Thalia owns a pair of pants known as The Crazy Pants. And that Steve Martin line echoes in my head every time we've scraped her drawers for the last vestiges of something clean and presentable and are left with this stupid pair of green and raspberry tropical print, flared leggings that I bought in a momentary state of delusion, coerced by an expiring credit from a store I generally despise.

Well, that's every pair in your drawer, Thalia. Unless, of course, you want to try...the crazy pants.

Friday, after two long weeks of no laundry, we were down to the crazy pants.

Saturday we were down to digging her jeans out of the hamper, smelling them, and justifying well - we probably won't run into anyone we know anyway.

And so Saturday night, a night I generally can be found slumming it at Soho House with SJP or snorting blow off a stripper's DDDs with Charlie Sheen, I committed to doing laundry.

I had two good hours before Nate left for work at 7:30 (Whoo. Night shifts.) and so I trod up one flight in our apartment building with two washers' worth of clothes and got bizz-ay.

I walked back into our place in time for Nate to say, okay well...have a good night. Sage is down and I have to go.

Wha-a? No! Wait! don't leave!

You suburban parents, you have no idea how lucky you are to escape this monstrous conundrum. Why, you can just leave your children in bed during naptimes, go downstairs one flight, maybe two flights to the laundry room. Or maybe it's a whole McMansion's width away. In any case, never once does some sanctimommy yell, BUT WHAT IF THERE WERE A FIRE? You take on static cling while your angels peacefully slumber overhead and never hear that taunting voice in your head, ARE YOU CRAZY, YOU COULD GET STUCK IN THE ELEVATOR. You can even fold an entire oversize load of clothes, doing battle with temperamental collars and demanding linens right on the dryer, all while feeling confident that no one in the playgroup would challenge your decision with OH MY GOD ISN'T THAT ILLEGAL?
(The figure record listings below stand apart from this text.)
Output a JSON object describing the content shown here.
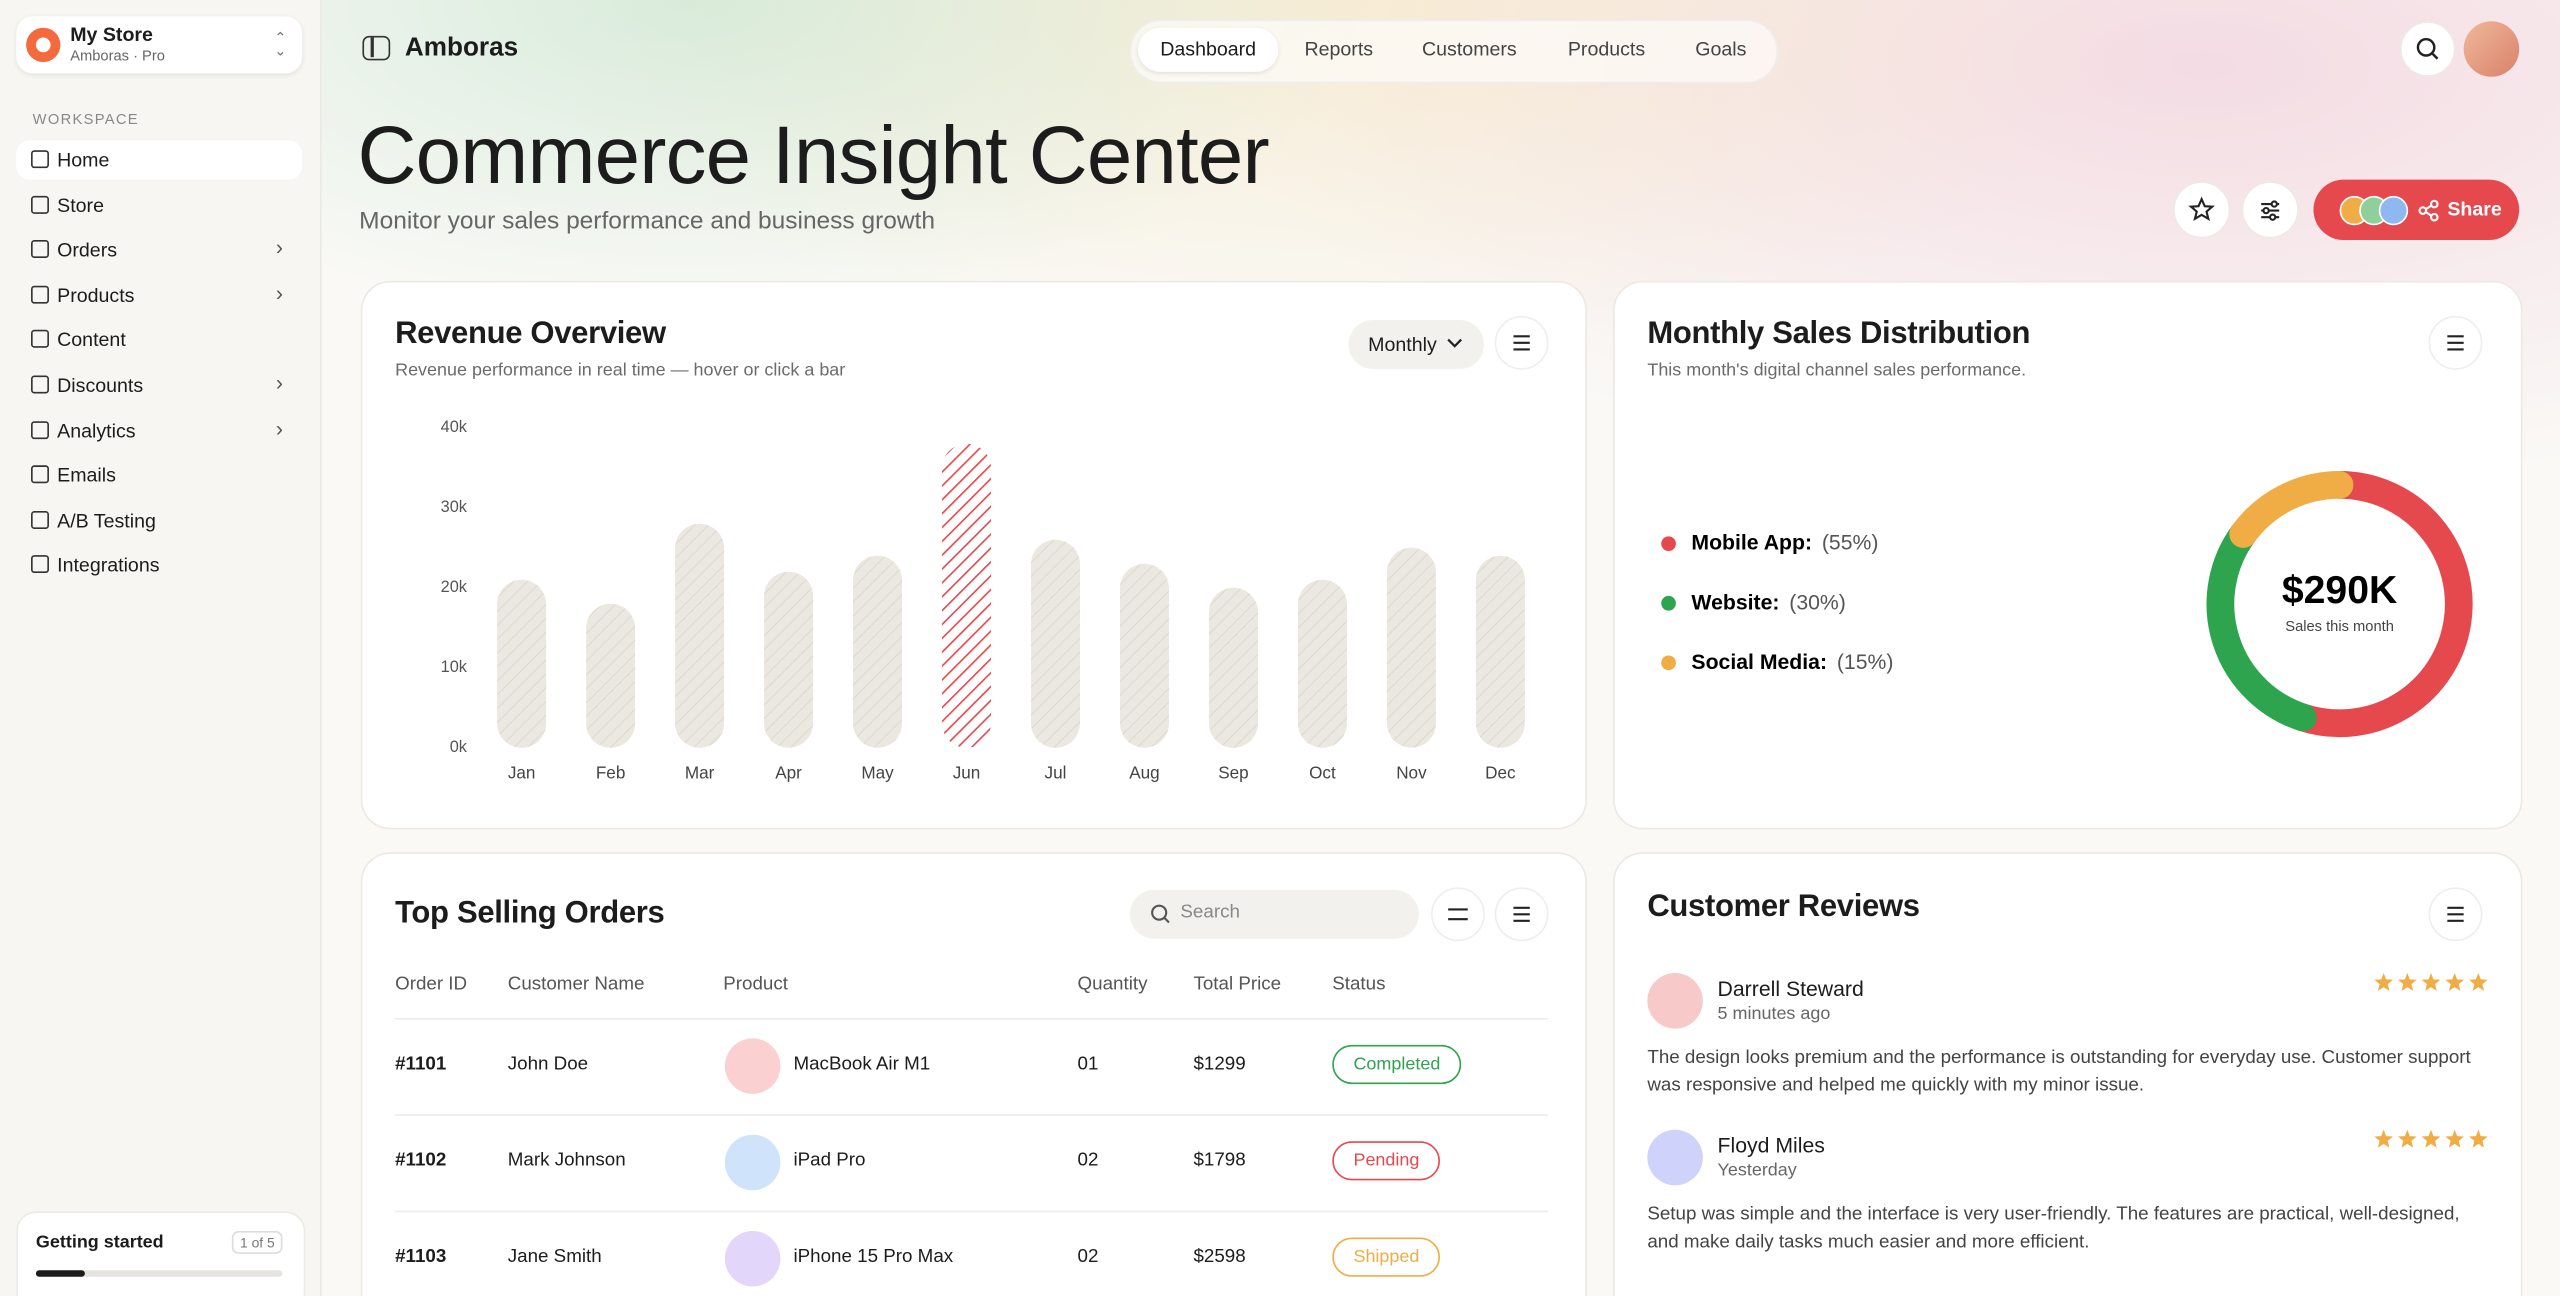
{
  "sidebar": {
    "store_name": "My Store",
    "store_plan": "Amboras · Pro",
    "section": "WORKSPACE",
    "nav": [
      {
        "label": "Home",
        "expandable": false
      },
      {
        "label": "Store",
        "expandable": false
      },
      {
        "label": "Orders",
        "expandable": true
      },
      {
        "label": "Products",
        "expandable": true
      },
      {
        "label": "Content",
        "expandable": false
      },
      {
        "label": "Discounts",
        "expandable": true
      },
      {
        "label": "Analytics",
        "expandable": true
      },
      {
        "label": "Emails",
        "expandable": false
      },
      {
        "label": "A/B Testing",
        "expandable": false
      },
      {
        "label": "Integrations",
        "expandable": false
      }
    ],
    "getting_started": {
      "title": "Getting started",
      "progress": "1 of 5"
    }
  },
  "header": {
    "brand": "Amboras",
    "tabs": [
      "Dashboard",
      "Reports",
      "Customers",
      "Products",
      "Goals"
    ],
    "title": "Commerce Insight Center",
    "subtitle": "Monitor your sales performance and business growth",
    "share": "Share"
  },
  "revenue_chart": {
    "type": "bar",
    "title": "Revenue Overview",
    "subtitle": "Revenue performance in real time — hover or click a bar",
    "period": "Monthly",
    "categories": [
      "Jan",
      "Feb",
      "Mar",
      "Apr",
      "May",
      "Jun",
      "Jul",
      "Aug",
      "Sep",
      "Oct",
      "Nov",
      "Dec"
    ],
    "values": [
      21000,
      18000,
      28000,
      22000,
      24000,
      38000,
      26000,
      23000,
      20000,
      21000,
      25000,
      24000
    ],
    "color": "#ebe8e1",
    "highlight_color": "#e5484d",
    "highlight_index": 5,
    "ylim": [
      0,
      40000
    ],
    "yticks": [
      {
        "value": 0,
        "label": "0k"
      },
      {
        "value": 10000,
        "label": "10k"
      },
      {
        "value": 20000,
        "label": "20k"
      },
      {
        "value": 30000,
        "label": "30k"
      },
      {
        "value": 40000,
        "label": "40k"
      }
    ]
  },
  "sales_chart": {
    "type": "donut",
    "title": "Monthly Sales Distribution",
    "subtitle": "This month's digital channel sales performance.",
    "center_value": "$290K",
    "center_label": "Sales this month",
    "categories": [
      "Mobile App:",
      "Website:",
      "Social Media:"
    ],
    "values": [
      55,
      30,
      15
    ],
    "value_labels": [
      "(55%)",
      "(30%)",
      "(15%)"
    ],
    "colors": [
      "#e5484d",
      "#2ea44f",
      "#f0ad45"
    ]
  },
  "orders": {
    "title": "Top Selling Orders",
    "search_placeholder": "Search",
    "columns": [
      "Order ID",
      "Customer Name",
      "Product",
      "Quantity",
      "Total Price",
      "Status"
    ],
    "rows": [
      [
        "#1101",
        "John Doe",
        "MacBook Air M1",
        "01",
        "$1299",
        "Completed"
      ],
      [
        "#1102",
        "Mark Johnson",
        "iPad Pro",
        "02",
        "$1798",
        "Pending"
      ],
      [
        "#1103",
        "Jane Smith",
        "iPhone 15 Pro Max",
        "02",
        "$2598",
        "Shipped"
      ]
    ]
  },
  "reviews": {
    "title": "Customer Reviews",
    "items": [
      {
        "name": "Darrell Steward",
        "time": "5 minutes ago",
        "rating": 5,
        "text": "The design looks premium and the performance is outstanding for everyday use. Customer support was responsive and helped me quickly with my minor issue."
      },
      {
        "name": "Floyd Miles",
        "time": "Yesterday",
        "rating": 5,
        "text": "Setup was simple and the interface is very user-friendly. The features are practical, well-designed, and make daily tasks much easier and more efficient."
      }
    ]
  }
}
Nate kindly agreed to wait ten more minutes, at least until I could get everything in the dryer. Worst case scenario, Nate grabs the clean, if wrinkled, clothes on his way back home at midnight and we pray that one of my creepier neighbors hasn't left them on the top of the machine as he (rightfully) commandeers it for his own.

But when I raced upstairs, I had no idea that the digital readout would taunt me by flashing the word IMBALANCE, and that 25 minutes of wash time still remained.

I returned. Nate left. And about 20 minutes later, I did the crazy New York parent laundry move. God help me.

With Sage snoring and Thalia cuddled up in front of some Elmo movie on the verge of sleep, I raced upstairs, two at a time, (OH MY GOD WHAT IF THE STAIRS BROKE DOWN WHILE YOU WERE ON THEM) and hurled that heap of wet tangled clothes from one machine to the next like I was a Fear Factor contestant flinging an armful of snakes into a tank for the win. And the whole time, I've got fellow Brooklynite Mr. Nice Guy's story in my head about how he not only left his kids while they slept one time, but got locked out of his apartment in the process. I figured at least that can't happen to me - I didn't even bother to lock the door.

Panting, I flew back into our apartment maybe 3 minutes after I had left. Thalia hardly even noticed my return. My laptop remained on and untouched next to her as I had left it, as I became aware I had done so semi-intentionally, with the fleeting (if entirely implausable) theory that my two year-old could bang on enough keys to trigger some sort of emergency signal to the proper authorities should the need arise. Oh common sense, why hast thou forsaken me in my time of need.

As I write this now at 8:48, both kid are sleeping. Nate is serving grilled baby octopus with shaved fennel to fancy people. And my laundry grows cold and untouched in the dryer.

Or so I hope.

I'm not going back up there to find out.